Don't throw away your laptop yet, but there's a promising new high-tech invention being announced this week. The most dense computer memory circuit ever fabricated was unveiled by scientists in California.

The team of experts at the California Institute of Technology (Caltech) and the University of California, Los Angeles (UCLA) who developed the 160-kilobit memory cell say it has a bit density of 100 gigabits per square centimeter, a new record.

The cell is capable of storing a file the size of the United States' Declaration of Independence with room left over, Caltech said in a statement.

But the chances of the unit being used in a laptop any time soon is remote, said Caltech chemistry professor James Heath, who led the research.
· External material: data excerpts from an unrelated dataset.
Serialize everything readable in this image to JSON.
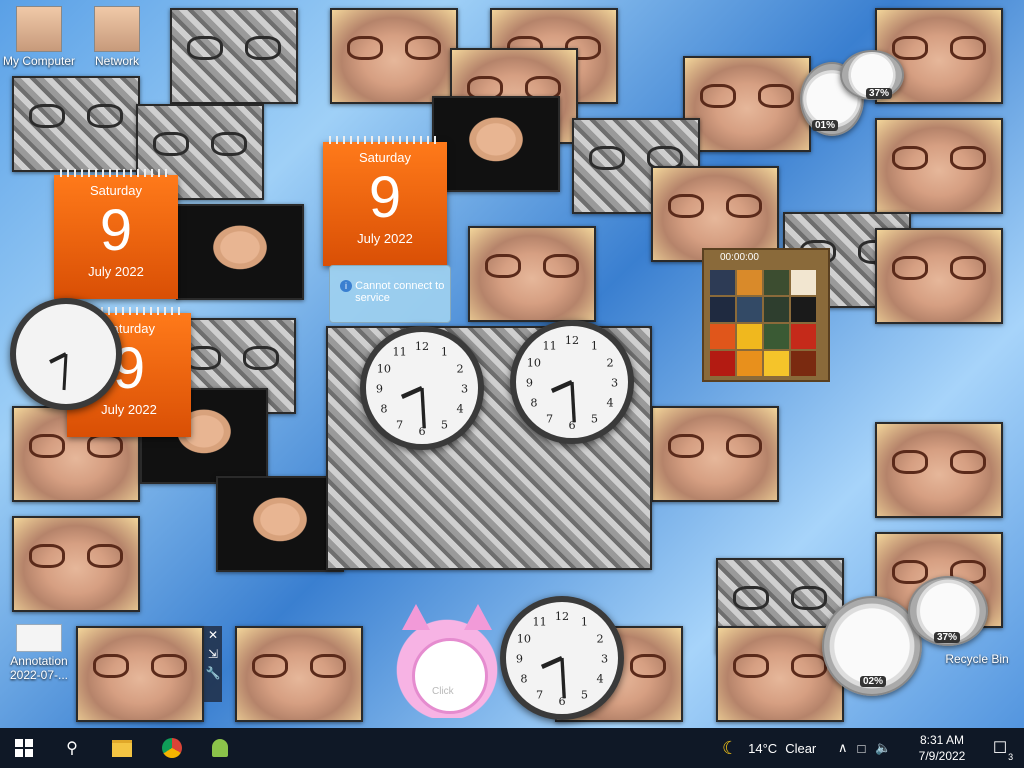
{
  "desktop": {
    "icons": [
      {
        "label": "My Computer"
      },
      {
        "label": "Network"
      },
      {
        "label": "Annotation 2022-07-..."
      },
      {
        "label": "Recycle Bin"
      }
    ]
  },
  "calendars": [
    {
      "day": "Saturday",
      "date": "9",
      "month": "July 2022"
    },
    {
      "day": "Saturday",
      "date": "9",
      "month": "July 2022"
    },
    {
      "day": "Saturday",
      "date": "9",
      "month": "July 2022"
    }
  ],
  "toast": {
    "text": "Cannot connect to service"
  },
  "puzzle": {
    "timer": "00:00:00"
  },
  "gauges": [
    {
      "cpu": "01%",
      "mem": "37%"
    },
    {
      "cpu": "02%",
      "mem": "37%"
    }
  ],
  "cat_clock": {
    "label": "Click"
  },
  "side_controls": {
    "close": "✕",
    "resize": "⇲",
    "settings": "🔧"
  },
  "taskbar": {
    "weather_temp": "14°C",
    "weather_desc": "Clear",
    "time": "8:31 AM",
    "date": "7/9/2022",
    "notifications": "3"
  },
  "colors": {
    "calendar": "#e8620d",
    "taskbar": "#0f1826"
  }
}
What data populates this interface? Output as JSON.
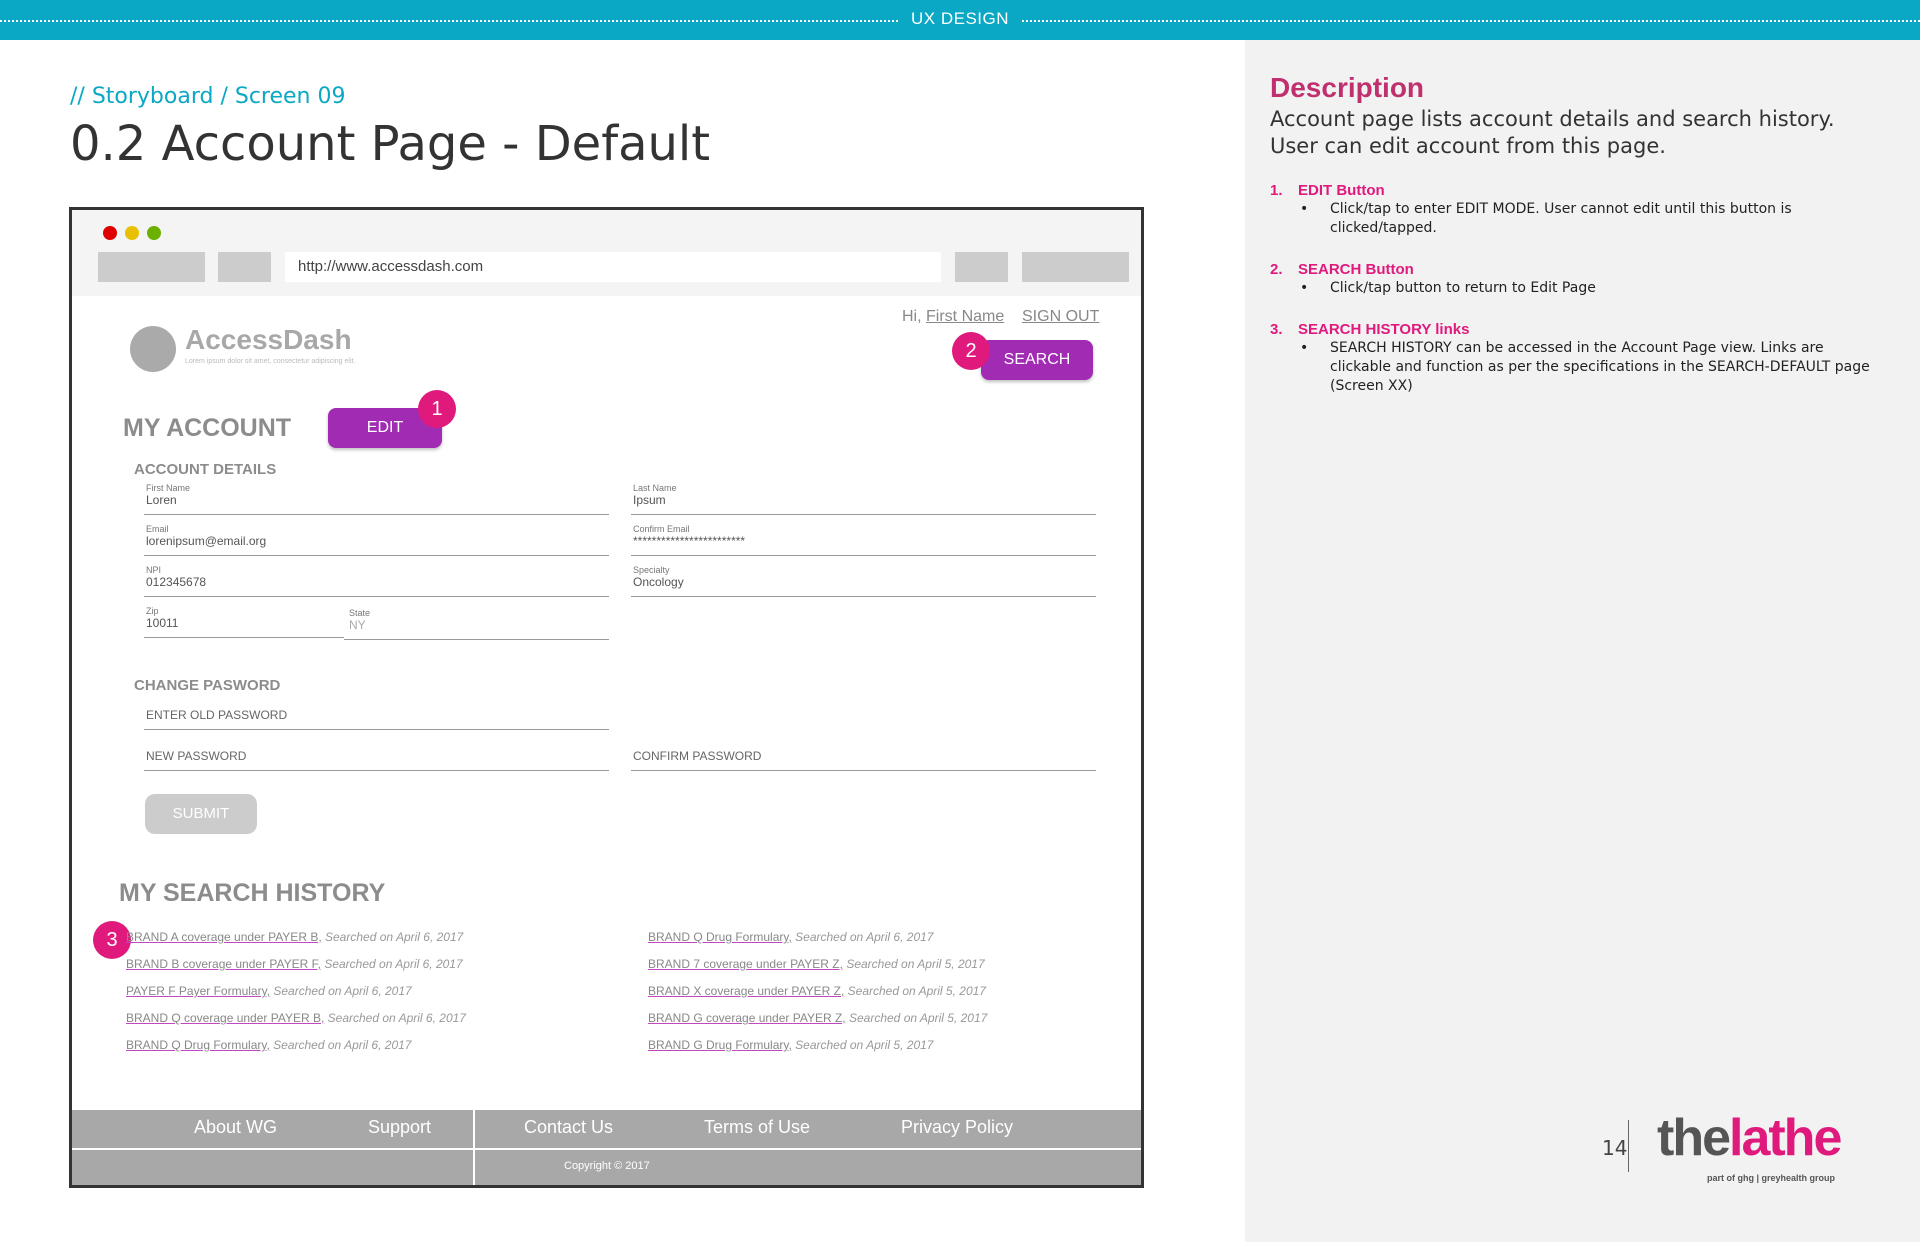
{
  "banner": {
    "label": "UX DESIGN"
  },
  "header": {
    "breadcrumb": "// Storyboard / Screen 09",
    "title": "0.2 Account Page - Default"
  },
  "browser": {
    "url": "http://www.accessdash.com",
    "app": {
      "greeting": "Hi,",
      "first_name": "First Name",
      "sign_out": "SIGN OUT",
      "brand": "AccessDash",
      "tagline": "Lorem ipsum dolor sit amet, consectetur adipiscing elit.",
      "search_button": "SEARCH",
      "edit_button": "EDIT",
      "my_account": "MY ACCOUNT",
      "account_details": "ACCOUNT DETAILS",
      "fields": [
        {
          "label": "First Name",
          "value": "Loren"
        },
        {
          "label": "Last Name",
          "value": "Ipsum"
        },
        {
          "label": "Email",
          "value": "lorenipsum@email.org"
        },
        {
          "label": "Confirm Email",
          "value": "************************"
        },
        {
          "label": "NPI",
          "value": "012345678"
        },
        {
          "label": "Specialty",
          "value": "Oncology"
        },
        {
          "label": "Zip",
          "value": "10011"
        },
        {
          "label": "State",
          "value": "NY"
        }
      ],
      "change_password": "CHANGE PASWORD",
      "password_fields": [
        "ENTER OLD PASSWORD",
        "NEW PASSWORD",
        "CONFIRM PASSWORD"
      ],
      "submit_button": "SUBMIT",
      "search_history_title": "MY SEARCH HISTORY",
      "history_left": [
        {
          "link": "BRAND A coverage under PAYER B,",
          "when": "Searched on April 6, 2017"
        },
        {
          "link": "BRAND B coverage under PAYER F,",
          "when": "Searched on April 6, 2017"
        },
        {
          "link": "PAYER F Payer Formulary,",
          "when": "Searched on April 6, 2017"
        },
        {
          "link": "BRAND Q coverage under PAYER B,",
          "when": "Searched on April 6, 2017"
        },
        {
          "link": "BRAND Q Drug Formulary,",
          "when": "Searched on April 6, 2017"
        }
      ],
      "history_right": [
        {
          "link": "BRAND Q Drug Formulary,",
          "when": "Searched on April 6, 2017"
        },
        {
          "link": "BRAND 7 coverage under PAYER Z,",
          "when": "Searched on April 5, 2017"
        },
        {
          "link": "BRAND X coverage under PAYER Z,",
          "when": "Searched on April 5, 2017"
        },
        {
          "link": "BRAND G coverage under PAYER Z,",
          "when": "Searched on April 5, 2017"
        },
        {
          "link": "BRAND G Drug Formulary,",
          "when": "Searched on April 5, 2017"
        }
      ],
      "footer_links": [
        "About WG",
        "Support",
        "Contact Us",
        "Terms of Use",
        "Privacy Policy"
      ],
      "copyright": "Copyright © 2017"
    }
  },
  "badges": [
    "1",
    "2",
    "3"
  ],
  "description": {
    "title": "Description",
    "body": "Account page lists account details and search history. User can edit account from this page.",
    "notes": [
      {
        "num": "1.",
        "title": "EDIT Button",
        "body": "Click/tap to enter EDIT MODE. User cannot edit until this button is clicked/tapped."
      },
      {
        "num": "2.",
        "title": "SEARCH Button",
        "body": "Click/tap button to return to Edit Page"
      },
      {
        "num": "3.",
        "title": "SEARCH HISTORY links",
        "body": "SEARCH HISTORY can be accessed in the Account Page view. Links are clickable and function as per the specifications in the SEARCH-DEFAULT page (Screen XX)"
      }
    ],
    "bullet": "•"
  },
  "page_number": "14",
  "logo": {
    "the": "the",
    "lathe": "lathe",
    "sub": "part of ghg | greyhealth group"
  },
  "colors": {
    "banner": "#0aa8c4",
    "accent_magenta": "#e0197d",
    "button_purple": "#a12bb3",
    "title_pink": "#c0306f"
  }
}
"It's the sort of device that Intel would contemplate making in the year 2020," says Heath, who is the Gilloon Professor at Caltech. "But at the moment it furthers our goal of learning how to manufacture functional electronic circuitry at molecular dimensions."

Whether the 2020 date is viable depends on the validity of Moore's law, which states that the complexity of an integrated circuit typically will double every year, he said.
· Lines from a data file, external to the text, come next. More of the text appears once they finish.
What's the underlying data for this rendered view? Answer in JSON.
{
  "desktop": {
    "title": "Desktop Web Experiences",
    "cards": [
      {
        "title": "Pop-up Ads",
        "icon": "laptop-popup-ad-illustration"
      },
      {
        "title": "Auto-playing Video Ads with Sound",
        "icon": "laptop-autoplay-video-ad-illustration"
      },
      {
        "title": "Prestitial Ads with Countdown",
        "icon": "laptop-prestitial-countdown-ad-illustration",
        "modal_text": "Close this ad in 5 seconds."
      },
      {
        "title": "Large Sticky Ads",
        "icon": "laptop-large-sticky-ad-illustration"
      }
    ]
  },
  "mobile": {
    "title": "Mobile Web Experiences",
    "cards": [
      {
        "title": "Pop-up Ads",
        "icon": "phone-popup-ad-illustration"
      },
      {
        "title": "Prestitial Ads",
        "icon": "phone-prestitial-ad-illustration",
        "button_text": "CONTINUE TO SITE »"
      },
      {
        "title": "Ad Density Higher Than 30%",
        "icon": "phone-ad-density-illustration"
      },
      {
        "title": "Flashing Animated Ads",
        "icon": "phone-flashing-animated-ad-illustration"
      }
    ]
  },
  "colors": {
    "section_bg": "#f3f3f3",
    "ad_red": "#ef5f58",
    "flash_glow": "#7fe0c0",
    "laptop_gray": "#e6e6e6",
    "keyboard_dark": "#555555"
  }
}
However, manufacturers currently can see no clear way of extending the miniaturization beyond the year 2013, the Caltech-UCLA team writes in an article that will appear in the journal Nature on Thursday.
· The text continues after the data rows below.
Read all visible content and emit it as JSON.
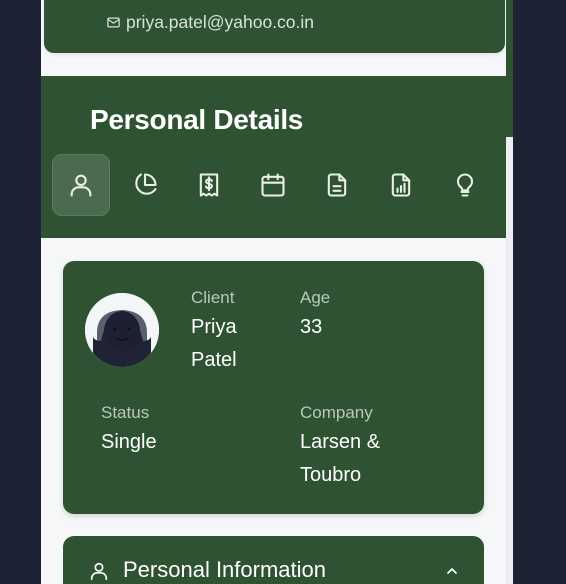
{
  "contact": {
    "email": "priya.patel@yahoo.co.in"
  },
  "header": {
    "title": "Personal Details",
    "tabs": [
      {
        "icon": "user-icon",
        "active": true
      },
      {
        "icon": "pie-chart-icon",
        "active": false
      },
      {
        "icon": "receipt-icon",
        "active": false
      },
      {
        "icon": "calendar-icon",
        "active": false
      },
      {
        "icon": "document-icon",
        "active": false
      },
      {
        "icon": "report-icon",
        "active": false
      },
      {
        "icon": "lightbulb-icon",
        "active": false
      }
    ]
  },
  "profile": {
    "client_label": "Client",
    "client_first": "Priya",
    "client_last": "Patel",
    "age_label": "Age",
    "age_value": "33",
    "status_label": "Status",
    "status_value": "Single",
    "company_label": "Company",
    "company_line1": "Larsen &",
    "company_line2": "Toubro"
  },
  "section": {
    "title": "Personal Information",
    "expanded": true
  },
  "colors": {
    "accent": "#2f5232",
    "active_tab": "#4c6b4e",
    "background": "#1e2235",
    "surface": "#f6f7f9"
  }
}
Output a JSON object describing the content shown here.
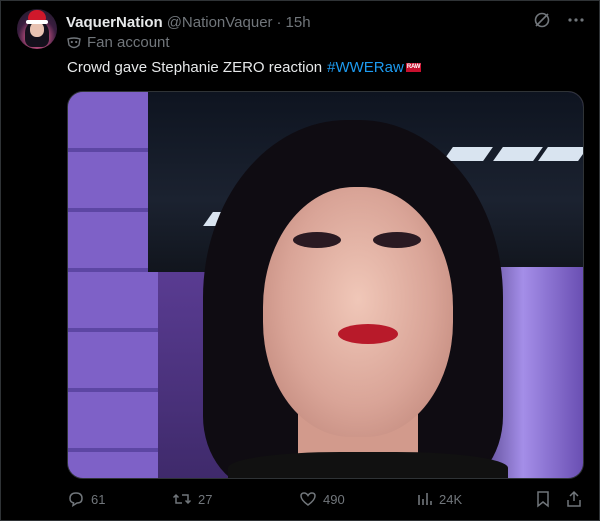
{
  "author": {
    "name": "VaquerNation",
    "handle": "@NationVaquer",
    "separator": "·",
    "time": "15h",
    "label": "Fan account"
  },
  "tweet": {
    "text": "Crowd gave Stephanie ZERO reaction",
    "hashtag": "#WWERaw",
    "hashtag_badge": "RAW"
  },
  "actions": {
    "replies": "61",
    "reposts": "27",
    "likes": "490",
    "views": "24K"
  },
  "colors": {
    "background": "#000000",
    "text": "#e7e9ea",
    "muted": "#71767b",
    "link": "#1d9bf0"
  },
  "icons": [
    "grok-icon",
    "more-icon",
    "fan-mask-icon",
    "reply-icon",
    "repost-icon",
    "like-icon",
    "views-icon",
    "bookmark-icon",
    "share-icon"
  ]
}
"Whether it's possible to get this new memory circuit into a laptop, I don't know," said Heath. "But we have time."

The capability to manufacture electronic circuitry at such extreme dimensions opens up a host of new applications, ranging from extremely sensitive chemical and biological sensors, energy-efficient logic circuits, and a class of high-performance energy-conversion materials known as thermoelectrics.

The 160,000 memory bits are arranged like a large tic-tac-toe board: 400 silicon wires crossed by 400 titanium wires, with a layer of molecular switches sandwiched between the crossing wires. Each wire crossing defines a bit, and a single bit is only 15 nanometers wide, or about one ten-thousandth the diameter of a human hair. By contrast, the most dense memory devices currently available are approximately 140 nanometers in width.

The molecular switches, called rotaxanes, comprise two interlocking components--a molecular ring encircling a dumbbell-shaped molecule--that together are similar to a wedding band on a finger. When the molecular switch is electronically triggered, the ring slides between two locations on the dumbbell. Switching, then, arises from the different conductivities of the molecular switch with respect to the ring position.